中には体調を崩して倒れ、医務室に運ばれる者も。
治癒魔法を使える者はちまちまと魔法を使って回復しているが、それもすずめの涙ほど。
どんどん人が減って処理が滞り、更に体を壊してまた仕事が回らない・・・という悪循環。
これをセイリュウがワンオペでおよそ4年間。
如何にバケモノじみているか、魔導師達はそれを身を以て思い知ったのだった。
「こんなこと、もうやってられるか! 出来るわけ無いだろう?!」
「隊長、来月からの演習ですが、候補地とか人員とかどうなっているんです?!」
「知るわけ無いだろう?! お前がやれよ!」
「私は別の仕事があるんですから無理ですって!」
「じゃあそこのお前」
「別案件中で無理です!」
「あああ---!! どうすりゃ良いんだよ」
魔導師達は自分の事で精一杯だった。
大体セイリュウだって食事や睡眠時間を削ってアレだったのだから。
それからしたら遥かにヌルい仕事量なはずだが、今までセイリュウに押し付けていたツケが回ってきたのだ。
そもそも書類の書き方もろくに出来ない状態で内容を理解しろという方が無理なのだ。
「---本当にダメダメですねえ。
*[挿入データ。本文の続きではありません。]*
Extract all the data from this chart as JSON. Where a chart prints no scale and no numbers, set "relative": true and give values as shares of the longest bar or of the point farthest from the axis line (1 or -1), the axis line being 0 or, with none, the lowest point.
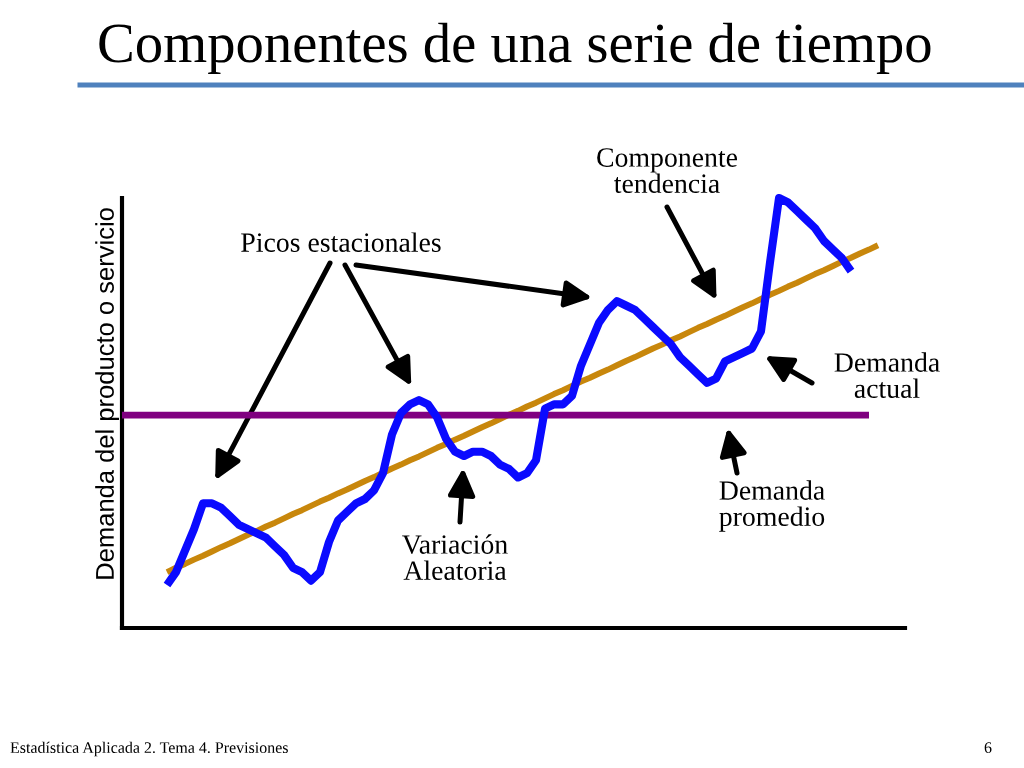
{
  "chart_data": {
    "type": "line",
    "title": "Componentes de una serie de tiempo",
    "ylabel": "Demanda del producto o servicio",
    "relative": true,
    "categories": [
      null,
      null,
      null,
      null,
      null,
      null,
      null,
      null,
      null,
      null,
      null,
      null,
      null,
      null,
      null,
      null,
      null,
      null,
      null,
      null,
      null,
      null,
      null,
      null,
      null,
      null,
      null,
      null,
      null,
      null,
      null,
      null,
      null,
      null,
      null,
      null,
      null,
      null,
      null,
      null,
      null,
      null,
      null,
      null,
      null,
      null,
      null,
      null,
      null,
      null,
      null,
      null,
      null,
      null,
      null,
      null,
      null,
      null,
      null,
      null,
      null,
      null,
      null,
      null,
      null,
      null,
      null,
      null,
      null,
      null,
      null,
      null,
      null,
      null,
      null,
      null,
      null,
      null,
      null,
      null,
      null,
      null,
      null,
      null,
      null,
      null,
      null,
      null
    ],
    "series": [
      {
        "color": "#c8870c",
        "values": [
          null,
          null,
          null,
          null,
          null,
          0.13,
          0.14,
          0.149,
          0.159,
          0.168,
          0.178,
          0.188,
          0.197,
          0.207,
          0.217,
          0.226,
          0.236,
          0.245,
          0.255,
          0.265,
          0.274,
          0.284,
          0.294,
          0.303,
          0.313,
          0.322,
          0.332,
          0.342,
          0.351,
          0.361,
          0.371,
          0.38,
          0.39,
          0.399,
          0.409,
          0.419,
          0.428,
          0.438,
          0.447,
          0.457,
          0.467,
          0.476,
          0.486,
          0.496,
          0.505,
          0.515,
          0.524,
          0.534,
          0.544,
          0.553,
          0.563,
          0.573,
          0.582,
          0.592,
          0.601,
          0.611,
          0.621,
          0.63,
          0.64,
          0.65,
          0.659,
          0.669,
          0.678,
          0.688,
          0.698,
          0.707,
          0.717,
          0.726,
          0.736,
          0.746,
          0.755,
          0.765,
          0.775,
          0.784,
          0.794,
          0.803,
          0.813,
          0.823,
          0.832,
          0.842,
          0.852,
          0.861,
          0.871,
          0.88,
          0.89,
          null,
          null,
          null
        ]
      },
      {
        "color": "#800080",
        "values": [
          0.495,
          0.495,
          0.495,
          0.495,
          0.495,
          0.495,
          0.495,
          0.495,
          0.495,
          0.495,
          0.495,
          0.495,
          0.495,
          0.495,
          0.495,
          0.495,
          0.495,
          0.495,
          0.495,
          0.495,
          0.495,
          0.495,
          0.495,
          0.495,
          0.495,
          0.495,
          0.495,
          0.495,
          0.495,
          0.495,
          0.495,
          0.495,
          0.495,
          0.495,
          0.495,
          0.495,
          0.495,
          0.495,
          0.495,
          0.495,
          0.495,
          0.495,
          0.495,
          0.495,
          0.495,
          0.495,
          0.495,
          0.495,
          0.495,
          0.495,
          0.495,
          0.495,
          0.495,
          0.495,
          0.495,
          0.495,
          0.495,
          0.495,
          0.495,
          0.495,
          0.495,
          0.495,
          0.495,
          0.495,
          0.495,
          0.495,
          0.495,
          0.495,
          0.495,
          0.495,
          0.495,
          0.495,
          0.495,
          0.495,
          0.495,
          0.495,
          0.495,
          0.495,
          0.495,
          0.495,
          0.495,
          0.495,
          0.495,
          0.495,
          null,
          null,
          null,
          null
        ]
      },
      {
        "color": "#0a0aff",
        "values": [
          null,
          null,
          null,
          null,
          null,
          0.1,
          0.13,
          0.18,
          0.23,
          0.29,
          0.29,
          0.28,
          0.26,
          0.24,
          0.23,
          0.22,
          0.21,
          0.19,
          0.17,
          0.14,
          0.13,
          0.11,
          0.13,
          0.2,
          0.25,
          0.27,
          0.29,
          0.3,
          0.32,
          0.36,
          0.45,
          0.5,
          0.52,
          0.53,
          0.52,
          0.49,
          0.44,
          0.41,
          0.4,
          0.41,
          0.41,
          0.4,
          0.38,
          0.37,
          0.35,
          0.36,
          0.39,
          0.51,
          0.52,
          0.52,
          0.54,
          0.61,
          0.66,
          0.71,
          0.74,
          0.76,
          0.75,
          0.74,
          0.72,
          0.7,
          0.68,
          0.66,
          0.63,
          0.61,
          0.59,
          0.57,
          0.58,
          0.62,
          0.63,
          0.64,
          0.65,
          0.69,
          0.85,
          1,
          0.99,
          0.97,
          0.95,
          0.93,
          0.9,
          0.88,
          0.86,
          0.83,
          null,
          null,
          null,
          null,
          null,
          null
        ]
      }
    ],
    "annotations": [
      "Componente\ntendencia",
      "Picos estacionales",
      "Demanda\nactual",
      "Demanda\npromedio",
      "Variación\nAleatoria",
      "Estadística Aplicada 2. Tema 4. Previsiones",
      "6"
    ]
  }
}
そんな貴方方に助っ人を呼んできました」
「・・・おおっ! この際何でも構わん! 何人でも良いから手伝わせろ!」
「ではこの書類にサインを御願いします」
「そんなことで良いのか?! 構わん。寄越せ!」
そういって事務官の指し出した書類にサインをする。
事務官はちゃんとサインが書かれていることを確認して満足に頷いた。
「確かに。では人員を投入しますね。じゃあ皆さん、御願いします」
そういって廊下に声をかけた。
すると入ってきたのは魔導師達の倍はいる人数。
見た目は普通の文官のようだが・・・。
「はいはい、一人の魔導師につき二人の手伝いが付きます。付き添う助っ人は書類の整理に慣れた者ですので安心して任せてくださって結構ですよ」
文官が手際良く魔導師達の机に移動して仕事を引き継いでいく。
「・・・はあ、やっとひと息吐ける」
「何なら宿舎にお戻りになって構いませんよ」
「---なら、疲れたからもう休む・・・任せた」
「ええ、お気をつけて!」
一人がそういって出て行くと、我も我もと後に続く魔導師達。
それをにやりと事務官や文官達が見送っていることなど気付かずに・・・。
そうして数日、魔導師達が宿舎や自宅で泥のように眠って休んでいる間に、宮廷魔導師団は実質乗っ取られた。
・・・誰に?
あの時事務官が連れて来ていた文官もどきは、多くは平民から募ったれっきとした魔導師で書類仕事もキチンと教わった優秀な者達。
更には隣国リヴァージュから密かに送り込まれた魔導師達も加わり、宮廷魔導師団を内側から吸収したのだった。
十分に休養を取った元魔導師達は職場に来て唖然とした。
「・・・・・・っど、どういう事だ?! 何故我らが追い出されねばならん?!」
「ええ? だって書類にサインしていましたよね、ほらここに」
「---?! た、確かにしたがっ!!」
「じゃあ仕方ないですよね? 居たって仕事も出来ない人達を雇う意味がないですもの」
「「「---!!」」」
元魔導師達は国王の玉璽の押された書類に文句も言えずに、顔を真っ赤にして去って行った。
書類には『全ての権限を王太子殿下に委ねる』と記載されており、それにより王太子殿下は仕事の出来ない魔導師を全員首にし、新たに平民の魔導師や隣国の魔導師を雇用したのである。
これによって、腐った魔導師団は新しく生まれ変わったのである。
この裏には、王宮事務官と第三騎士団副団長補佐の尽力があったことを付け加えておこう。